Adaylar belirlenirken...

Oktay EKŞİ
Haberin Devamı

Malum, 19 Nisan'da Türkiye'de nerdeyse yeniden seçilmedik bir şey kalmayacak.

Ve bizler, Meclis'teki 550 milletvekilinden ayrı olarak, Belediye Başkanlığı; Belediye Meclis Üyeliği, bunların yedekleri; İl Genel Meclis Üyeliği ile yedekleri; mahalle ve köy muhtarlığı ile muhtarlıklardaki İhtiyar Heyeti üyelikleri için oy vereceğiz.

Aklımızda kalan rakam yanlış değilse, yedekleriyle birlikte eni konu 200 bin kişiye yeni sıfatlar dağıtacağız.

Düşünün siz, sadece ele avuca gelen partilerin yani ANAP, CHP, DSP, DYP, FP, HADEP ve MHP'nin (gerçi muhtarlık seçimlerinde partiler resmen aday gösteremiyor) bu sandalyeler için gösterecekleri adayları da hesaba katarsanız, yukarıdaki rakamı en az 7 ile çarpmanız lazım.

O nedenle bugünlerde konuyla ilgisi olmayan kimse nerdeyse kalmadı.

Belki de bu yüzden hangi partinin kime ilgi gösterdiğini ve bir kısım aday adaylarının da hangi partiden aday olmaya kalkıştığını izleyemez olduk.

İhtimal geçen genel seçimde de durum böyle imiş... Nitekim dünkü Milliyet'te Zehra Güngör, şimdi Fazilet Partisi milletvekili olan Ali Coşkun'un:

‘‘Bana geçen seçimde (1994 Mart ayında yapılan yerel yönetim seçimlerinde) Ali Topuz (CHP‘nin o zamanki Genel Başkan Yardımcısı) geldi. ‘Biz bu laiklik kavramını çok yanlış ifade ettik.

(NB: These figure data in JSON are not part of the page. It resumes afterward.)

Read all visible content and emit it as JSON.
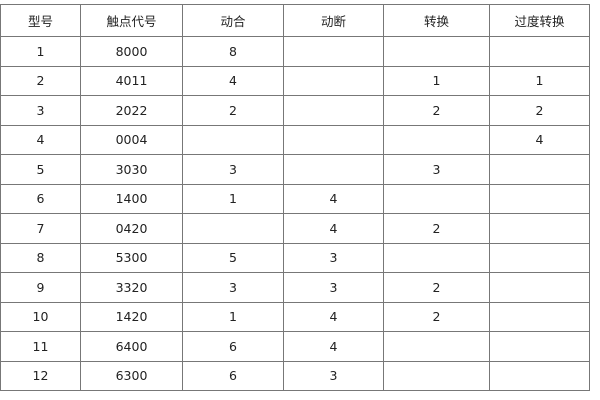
{
  "headers": [
    "型号",
    "触点代号",
    "动合",
    "动断",
    "转换",
    "过度转换"
  ],
  "rows": [
    [
      "1",
      "8000",
      "8",
      "",
      "",
      ""
    ],
    [
      "2",
      "4011",
      "4",
      "",
      "1",
      "1"
    ],
    [
      "3",
      "2022",
      "2",
      "",
      "2",
      "2"
    ],
    [
      "4",
      "0004",
      "",
      "",
      "",
      "4"
    ],
    [
      "5",
      "3030",
      "3",
      "",
      "3",
      ""
    ],
    [
      "6",
      "1400",
      "1",
      "4",
      "",
      ""
    ],
    [
      "7",
      "0420",
      "",
      "4",
      "2",
      ""
    ],
    [
      "8",
      "5300",
      "5",
      "3",
      "",
      ""
    ],
    [
      "9",
      "3320",
      "3",
      "3",
      "2",
      ""
    ],
    [
      "10",
      "1420",
      "1",
      "4",
      "2",
      ""
    ],
    [
      "11",
      "6400",
      "6",
      "4",
      "",
      ""
    ],
    [
      "12",
      "6300",
      "6",
      "3",
      "",
      ""
    ]
  ]
}
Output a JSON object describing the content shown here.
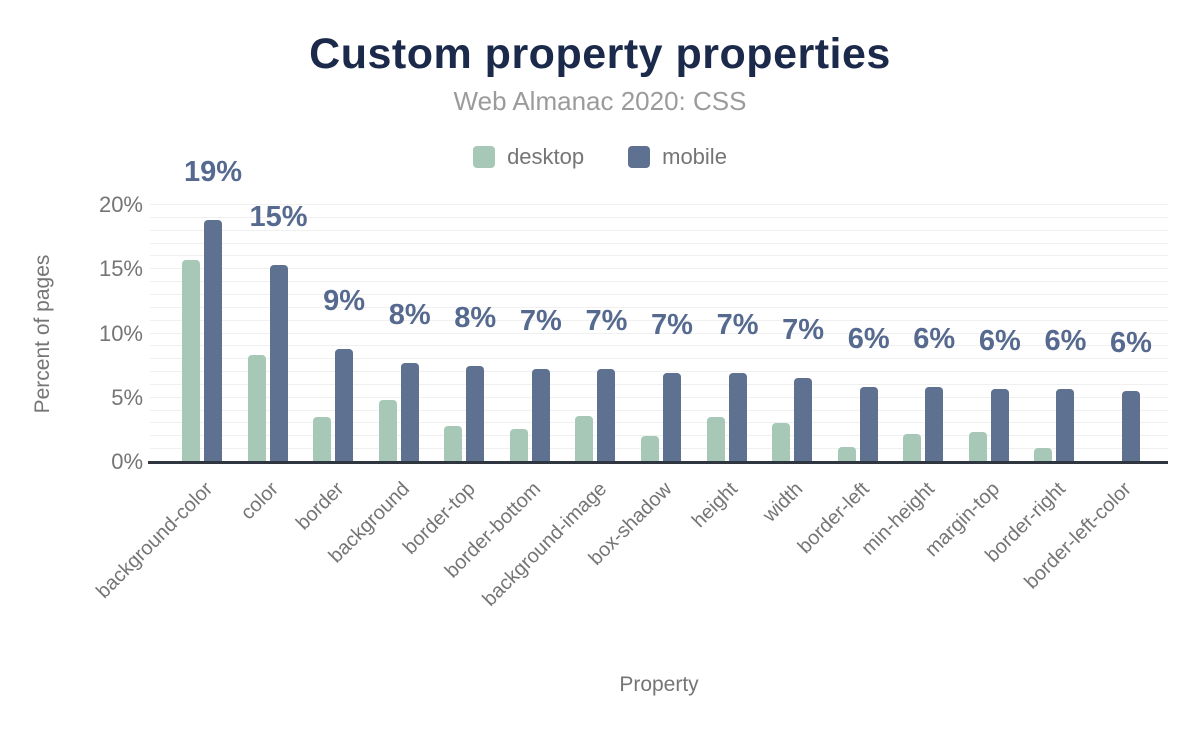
{
  "chart_data": {
    "type": "bar",
    "title": "Custom property properties",
    "subtitle": "Web Almanac 2020: CSS",
    "xlabel": "Property",
    "ylabel": "Percent of pages",
    "ylim": [
      0,
      20
    ],
    "ytick_values": [
      0,
      5,
      10,
      15,
      20
    ],
    "ytick_labels": [
      "0%",
      "5%",
      "10%",
      "15%",
      "20%"
    ],
    "minor_grid_step": 1,
    "grid": true,
    "legend_position": "top-center",
    "categories": [
      "background-color",
      "color",
      "border",
      "background",
      "border-top",
      "border-bottom",
      "background-image",
      "box-shadow",
      "height",
      "width",
      "border-left",
      "min-height",
      "margin-top",
      "border-right",
      "border-left-color"
    ],
    "series": [
      {
        "name": "desktop",
        "color": "#a8c8b7",
        "values": [
          15.7,
          8.3,
          3.5,
          4.8,
          2.8,
          2.6,
          3.6,
          2.0,
          3.5,
          3.0,
          1.2,
          2.2,
          2.3,
          1.1,
          0
        ]
      },
      {
        "name": "mobile",
        "color": "#5f7190",
        "values": [
          18.8,
          15.3,
          8.8,
          7.7,
          7.5,
          7.2,
          7.2,
          6.9,
          6.9,
          6.5,
          5.8,
          5.8,
          5.7,
          5.7,
          5.5
        ]
      }
    ],
    "bar_labels": {
      "series": "mobile",
      "values": [
        "19%",
        "15%",
        "9%",
        "8%",
        "8%",
        "7%",
        "7%",
        "7%",
        "7%",
        "7%",
        "6%",
        "6%",
        "6%",
        "6%",
        "6%"
      ]
    }
  },
  "colors": {
    "background": "#ffffff",
    "title": "#1b2a4a",
    "subtitle": "#9b9b9b",
    "axis_text": "#757575",
    "axis_line": "#2f3640",
    "gridline": "#f0f0f0",
    "bar_label": "#56698f",
    "desktop": "#a8c8b7",
    "mobile": "#5f7190"
  }
}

Topluma mal edemedik. Biz yüce İslam dinine karşı değiliz. Senin gibi milliyetçi, muhafazakâr bir arkadaşımız eğer bu görevi (CHP‘nin İstanbul Büyükşehir Belediye Başkanı adaylığını) kabul ederse aynı zamanda CHP'ye de yeni bir kimlik kazandırma durumunda oluruz' dedi. Ben de kendisine ‘(....) Benim CHP içinde yer almam ne CHP'ye bir şey kazandırır, bana da herhalde Ali Coşkun şaşırmış derler' dedim. O dönem CHP'nin İstanbul adayı Zülfü Livaneli olmuştu’’ dediğini bildiriyordu.

Biz Ali Topuz'un aklını peynir ekmekle yemedikçe böyle bir öneri yapacağına inanmayız. Ama öte yandan Ali Coşkun'un da ağzından yalan söz çıkabileeğine ihtimal vermeyiz. O nedenle bu tuhaf olayı, onların açıklamalarına kadar ortada bırakıyoruz. Ve bu olayı ‘‘aday gösterme’’ konusunda nasıl şaşkınlıklar yapılabileceğine örnek olarak yazıyoruz.

Aslını ararsanız CHP'lilerin aklına Ali Coşkun'un geldiği ama (bilerek değil, tahminle söylüyoruz) örneğin Yekta Güngör Özden başta olmak üzere Atatürk devrimlerine bağlılığını herkesten (bizzat CHP ileri gelenlerinden de) önce ispat etmiş aydınların anımsanmadığı bir ortamda zaten yeterince çarpıklık var demektir.

Bu çarpıklığı gidermenin ilk koşulu, kendi siyasi inancına hiç ihanet etmemiş kadroları siyasi partilerin tam da bu sırada anımsamasıdır. Çünkü iyi ve sadık partili, son dakikada gelenlerin baştacı edilmesine kızmakla kalmaz, asıl bu günlerde ilgi bekler.

Siyasi partilerin genel merkezlerinde oturanlar Türkiye'nin yönetimini devralacak yeni kadroların, onları değil, hizmet verecekleri insanları memnun etmekle yükümlü olduğunu dikkate alır da aday belirlemede o ölçüyü kullanırlarsa hem onlar, hem de bizler kazanırız.